Congratulations, you’re a high achiever! I could probably learn a few things from you, but today I’d like to teach you something instead.
Maybe, you can imagine a time that you finished a big project at work, on a Thursday or Friday, and nobody had another project lined up yet. I bet that you just got to slack off on Friday, or the whole team just took the day off.
Yeah, think about that feeling for a minute.
What is that feeling anyways?
Well, my hard-working friend, that is the feeling of being done. And it’s a great feeling. But I too struggle pretty often with the feeling of never-ending todo-lists and anxiety.
But how do you ever get to feel truly done when you have so much to do? The house isn’t perfectly clean, you aren’t the absolute strongest that you could possibly be, you haven’t planned every dinner.

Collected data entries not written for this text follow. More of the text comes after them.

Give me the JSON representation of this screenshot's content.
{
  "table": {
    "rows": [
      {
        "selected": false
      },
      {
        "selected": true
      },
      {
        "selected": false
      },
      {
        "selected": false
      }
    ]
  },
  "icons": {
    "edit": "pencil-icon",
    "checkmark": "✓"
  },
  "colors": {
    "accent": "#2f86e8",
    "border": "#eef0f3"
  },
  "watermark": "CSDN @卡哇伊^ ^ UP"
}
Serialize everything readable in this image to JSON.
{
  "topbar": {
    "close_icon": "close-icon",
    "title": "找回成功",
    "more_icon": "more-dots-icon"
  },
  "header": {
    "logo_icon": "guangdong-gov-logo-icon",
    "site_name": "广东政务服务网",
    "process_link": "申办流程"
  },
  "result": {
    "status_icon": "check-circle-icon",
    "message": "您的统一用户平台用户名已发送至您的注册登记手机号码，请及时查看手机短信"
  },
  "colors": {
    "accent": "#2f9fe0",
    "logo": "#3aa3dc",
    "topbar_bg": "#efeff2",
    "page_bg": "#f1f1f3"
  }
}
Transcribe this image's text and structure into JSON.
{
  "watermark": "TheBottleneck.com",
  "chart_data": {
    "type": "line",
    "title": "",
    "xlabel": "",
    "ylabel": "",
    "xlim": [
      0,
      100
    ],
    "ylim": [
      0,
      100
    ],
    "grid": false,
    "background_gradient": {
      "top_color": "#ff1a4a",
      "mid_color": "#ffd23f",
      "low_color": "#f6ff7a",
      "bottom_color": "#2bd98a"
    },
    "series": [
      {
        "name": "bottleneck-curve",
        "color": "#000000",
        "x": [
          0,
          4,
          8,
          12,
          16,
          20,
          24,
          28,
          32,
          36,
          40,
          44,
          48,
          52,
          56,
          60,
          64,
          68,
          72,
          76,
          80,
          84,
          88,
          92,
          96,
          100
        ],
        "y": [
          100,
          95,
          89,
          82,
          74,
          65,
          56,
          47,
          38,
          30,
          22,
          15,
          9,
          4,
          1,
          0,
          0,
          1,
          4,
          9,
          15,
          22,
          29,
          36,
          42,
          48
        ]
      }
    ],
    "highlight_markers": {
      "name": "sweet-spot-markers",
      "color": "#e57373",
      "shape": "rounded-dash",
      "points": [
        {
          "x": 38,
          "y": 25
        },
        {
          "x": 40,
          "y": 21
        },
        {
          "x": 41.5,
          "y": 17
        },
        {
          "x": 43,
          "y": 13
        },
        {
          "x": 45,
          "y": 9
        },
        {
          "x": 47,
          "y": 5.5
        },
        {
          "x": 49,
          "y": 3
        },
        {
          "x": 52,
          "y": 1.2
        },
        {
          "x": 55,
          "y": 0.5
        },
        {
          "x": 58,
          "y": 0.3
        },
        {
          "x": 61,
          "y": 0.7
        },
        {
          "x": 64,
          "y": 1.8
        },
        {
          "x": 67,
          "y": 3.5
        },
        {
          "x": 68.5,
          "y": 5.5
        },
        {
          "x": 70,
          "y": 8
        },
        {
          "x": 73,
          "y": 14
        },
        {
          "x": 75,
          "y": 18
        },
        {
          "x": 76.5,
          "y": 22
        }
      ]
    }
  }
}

And I guarantee you’ll never be done with all of that.
So, again, how do you get the chance to feel done?
By cheating.
How to cheat your brain into feeling done?
There are a bunch of ways to do this. I think one of the best is to set a checklist at the beginning of your day. Or in the middle, who am I to judge.
Here’s a checklist that I would love to start using every day, if I only had the proper system to track it (joke, kind of):
- Create something
- Learn something
- Do some kind of exercise
I often make a mental checklist like this, but I’m starting a habit of writing this down each day. Including a fill-in-the-blank for each checkbox, so that I feel the need to justify to my future self to do something actually valuable for each one… Checkboxes feel more like an affirmation of seriousness.
When finishing fails
Although the date on this article is Sept 18, 2023, it sat on my laptop in the above state for two months. I had just a little bit left to do, but kinda just forgot about it.
I’ve noticed that whenever I build up a healthy habit, the second that the habit gets broken, it is very hard for me to start back up again. It takes months of doing the thing for it to really stick. Maybe even longer.
More to come on this topic in a future article, probably.